UCL Great Ormond Street Institute of Child Health


Great Ormond Street Institute of Child Health


Statistical models for periodic data in clinical and epidemiological child health studies

Supervisors: Professor Mario Cortina-Borja, Professor Angie Wade, Dr Eirini Koutoumanou

Periodic –also known as circular, cyclical, angular, directional or seasonal– data consist of directions, angles, times, or dates in which the measurement scale is cyclic and can be expressed as an angle within the unit circle (1). Statistical analyses of cyclical patterns require particular mathematical frameworks to summarise, visualise and model seasonal observations. Well-known examples of biomedical and epidemiological angular data include (i) yearly incidence of infections, (ii) frequencies of hour and dates of birth (2) or deaths, and presentation of weather-related conditions; (iii) circadian rhythms; (iv) angles related to developmental dysplasia of the hip or popliteal angle in children with cerebral palsy; (v) in bioinformatics, protein shapes can be described using coordinates of the backbone chain which is expressed in terms of two torsional angles (3). There is also increasing evidence of the effects of seasonal changes experienced in utero or in very early life and future adult health and mortality, for example incidence of coronary heart disease, insulin resistance, and suicide have shown to be affected by the subject’s date of birth (4). Typically, analysing circular data require complex parametric forms, and the class of generalised additive models for location, scale and shape (gamlss) is a convenient way to develop inferential procedures for appropriate regression models. A related problem relates to modelling bivariate angular outcome variables, for instance dates of birth and death from SIDS, or month of birth and presentation of menarche. Investigation of such joint variables might shed light on questions about aetiological or physiological aspects of a condition. Copula models, fitted in the Bayesian framework (5), are the natural way to construct conditional models for such data but this class has not been properly developed.

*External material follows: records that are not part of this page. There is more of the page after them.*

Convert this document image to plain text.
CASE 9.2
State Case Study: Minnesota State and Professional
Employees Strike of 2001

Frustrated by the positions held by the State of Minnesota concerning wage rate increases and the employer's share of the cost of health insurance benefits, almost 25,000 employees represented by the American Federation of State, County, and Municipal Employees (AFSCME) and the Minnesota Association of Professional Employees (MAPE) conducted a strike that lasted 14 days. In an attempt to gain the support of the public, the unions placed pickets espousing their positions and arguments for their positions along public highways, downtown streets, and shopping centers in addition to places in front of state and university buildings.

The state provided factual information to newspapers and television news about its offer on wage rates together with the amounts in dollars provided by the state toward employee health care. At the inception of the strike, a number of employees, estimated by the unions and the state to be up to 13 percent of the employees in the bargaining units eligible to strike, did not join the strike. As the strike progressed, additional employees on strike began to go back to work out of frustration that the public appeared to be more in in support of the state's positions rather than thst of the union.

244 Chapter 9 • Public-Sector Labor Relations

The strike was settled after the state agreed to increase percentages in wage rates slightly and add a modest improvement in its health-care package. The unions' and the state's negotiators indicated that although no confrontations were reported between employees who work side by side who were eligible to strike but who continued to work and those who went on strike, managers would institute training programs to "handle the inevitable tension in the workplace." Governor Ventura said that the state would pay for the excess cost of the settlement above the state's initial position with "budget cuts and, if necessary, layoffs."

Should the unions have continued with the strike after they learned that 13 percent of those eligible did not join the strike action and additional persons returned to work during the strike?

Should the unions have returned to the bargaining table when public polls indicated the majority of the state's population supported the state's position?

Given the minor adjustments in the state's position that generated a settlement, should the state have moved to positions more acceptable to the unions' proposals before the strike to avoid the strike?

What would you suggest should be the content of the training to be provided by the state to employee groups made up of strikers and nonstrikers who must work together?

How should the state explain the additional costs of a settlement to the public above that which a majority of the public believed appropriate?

There is a need to extend modern statistical methods to the domain of circular statistics. For instance, there are no clear methodological guidelines for dealing with censored and truncated observations, missing values, longitudinal designs, transformations, latent class mixtures, multivariate responses and regression diagnostics, and there is a marked lack of inferential procedures in the Bayesian framework for circular data settings. This project will explore these areas in the context of clinical and epidemiological child health studies, and will disseminate the applications of these methods among child health researchers and practitioners.

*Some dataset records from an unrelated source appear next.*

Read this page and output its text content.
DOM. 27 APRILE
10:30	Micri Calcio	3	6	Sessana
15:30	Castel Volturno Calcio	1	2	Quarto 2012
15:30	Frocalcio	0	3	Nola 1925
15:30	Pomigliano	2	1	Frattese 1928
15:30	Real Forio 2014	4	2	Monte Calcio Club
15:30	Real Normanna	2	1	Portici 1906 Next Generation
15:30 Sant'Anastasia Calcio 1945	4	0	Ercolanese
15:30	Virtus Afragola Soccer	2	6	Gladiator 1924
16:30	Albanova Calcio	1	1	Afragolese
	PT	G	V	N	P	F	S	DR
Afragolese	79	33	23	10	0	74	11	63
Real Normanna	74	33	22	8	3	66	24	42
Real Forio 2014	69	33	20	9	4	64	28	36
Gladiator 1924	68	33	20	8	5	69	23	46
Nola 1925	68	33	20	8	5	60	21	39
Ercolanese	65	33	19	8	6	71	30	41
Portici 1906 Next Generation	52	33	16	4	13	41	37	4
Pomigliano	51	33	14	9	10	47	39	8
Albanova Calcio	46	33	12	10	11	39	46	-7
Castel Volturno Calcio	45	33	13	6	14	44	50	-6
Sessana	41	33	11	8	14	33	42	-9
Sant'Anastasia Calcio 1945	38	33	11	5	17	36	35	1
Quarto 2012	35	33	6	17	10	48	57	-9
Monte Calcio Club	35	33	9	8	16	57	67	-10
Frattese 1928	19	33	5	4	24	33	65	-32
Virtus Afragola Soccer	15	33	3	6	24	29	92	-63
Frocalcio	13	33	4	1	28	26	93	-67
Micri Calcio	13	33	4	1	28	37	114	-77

Development and implementation of statistical methodology to analyse circular variation; this includes writing R libraries to facilitate data visualisation and fitting univariate and multivariate regression models for circular data in the Bayesian framework. Existing datasets include: (i) many regional data available from national statistical offices on hours and dates of birth, and on dates of presentation of specific conditions, e.g. suicide; (ii) data from Hospital Episode Statistics (HES) database for England on hour and dates of admission to hospital for specific conditions; (iii) clinical data from our partner hospital regarding angles relevant to gait analysis.

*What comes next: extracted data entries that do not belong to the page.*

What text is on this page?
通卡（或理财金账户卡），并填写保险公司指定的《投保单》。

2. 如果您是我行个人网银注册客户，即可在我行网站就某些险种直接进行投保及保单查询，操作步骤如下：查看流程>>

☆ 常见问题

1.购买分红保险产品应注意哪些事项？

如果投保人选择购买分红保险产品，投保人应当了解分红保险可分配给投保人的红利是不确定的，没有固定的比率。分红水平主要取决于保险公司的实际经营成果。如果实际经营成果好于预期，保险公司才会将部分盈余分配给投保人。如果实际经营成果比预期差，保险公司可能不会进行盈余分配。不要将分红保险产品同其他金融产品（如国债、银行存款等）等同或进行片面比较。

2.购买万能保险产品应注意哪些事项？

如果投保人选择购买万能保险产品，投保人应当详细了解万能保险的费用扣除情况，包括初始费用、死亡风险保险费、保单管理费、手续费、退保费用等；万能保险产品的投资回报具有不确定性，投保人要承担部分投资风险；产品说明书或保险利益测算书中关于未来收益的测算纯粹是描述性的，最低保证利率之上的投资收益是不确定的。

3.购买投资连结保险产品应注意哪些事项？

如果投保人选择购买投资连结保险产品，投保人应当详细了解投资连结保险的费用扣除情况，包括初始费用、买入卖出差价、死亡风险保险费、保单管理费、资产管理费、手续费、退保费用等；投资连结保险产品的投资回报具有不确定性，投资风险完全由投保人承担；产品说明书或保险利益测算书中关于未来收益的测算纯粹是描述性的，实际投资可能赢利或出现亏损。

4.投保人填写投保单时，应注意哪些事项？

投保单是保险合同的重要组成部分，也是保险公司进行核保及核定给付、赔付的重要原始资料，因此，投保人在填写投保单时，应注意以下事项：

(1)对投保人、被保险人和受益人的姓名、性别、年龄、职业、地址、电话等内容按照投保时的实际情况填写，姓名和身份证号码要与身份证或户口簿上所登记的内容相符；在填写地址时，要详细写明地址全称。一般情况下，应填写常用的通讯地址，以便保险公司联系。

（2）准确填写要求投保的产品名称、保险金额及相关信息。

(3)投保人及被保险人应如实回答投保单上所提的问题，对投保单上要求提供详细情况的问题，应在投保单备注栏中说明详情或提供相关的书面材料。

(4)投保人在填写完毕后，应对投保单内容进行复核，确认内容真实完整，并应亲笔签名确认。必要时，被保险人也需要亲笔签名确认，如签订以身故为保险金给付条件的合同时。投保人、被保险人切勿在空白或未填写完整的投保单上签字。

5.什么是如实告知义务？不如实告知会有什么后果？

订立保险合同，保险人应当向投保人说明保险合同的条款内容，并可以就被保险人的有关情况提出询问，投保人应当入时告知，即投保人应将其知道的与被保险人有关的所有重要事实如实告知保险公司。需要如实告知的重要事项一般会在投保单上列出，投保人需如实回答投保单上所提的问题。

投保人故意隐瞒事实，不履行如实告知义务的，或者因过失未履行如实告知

In their first year, the student will undertake a literature review of statistical methods for circular data, seasonal health problems, and software available for implementation. We are particularly interested in extending the gamlss class to the circular setting to construct flexible regression-based modelling, including finite latent class mixtures. In their second and third year the student will develop two comprehensive packages within the R environment for statistical computing. One package will extend the gamlss class to cover non-standard univariate circular probability distributions, including random effects, mixtures, truncated and censored distributions, and goodness of fit procedures; the second package will allow fitting bivariate circular regression models in the Bayesian framework. Throughout the project, the student will analyse clinical and epidemiological seasonal data using circular regression models.

1. Cremers J; Mulder KT; Klugkist I. (2018). Circular interpretation of regression coefficients. Br. J. Math. Stat. Psychol. 71, 75–95.
2. Martin P; Cortina-Borja M; Newburn M; et al. (2018) Timing of singleton births by onset of labour and mode of birth in NHS maternity units in England, 2005–2014: A study of linked birth registration, birth notification, and hospital episode data. PLoS ONE 13(6): e0198183.
3. Mardia KV; Taylor CC; Subraiman G (2007) Protein bioinformatics and mixtures of bivariate von Mises distributions for angular data. Biometrics 63, 505–512.
4. Salib E; Cortina-Borja M; (2006) Effect of month of birth on the risk of suicide in England and Wales. Br. J. Psychiatry 188 416-422.
5. Stander J; Dalla Valle L; Taglioni C; Liseo B; Wade A; Cortina-Borja M. (2019) Analysis of paediatric visual acuity using Bayesian copula model with sinh-arcsinh marginal densities. Statistics in Medicine, 38 3421-3443.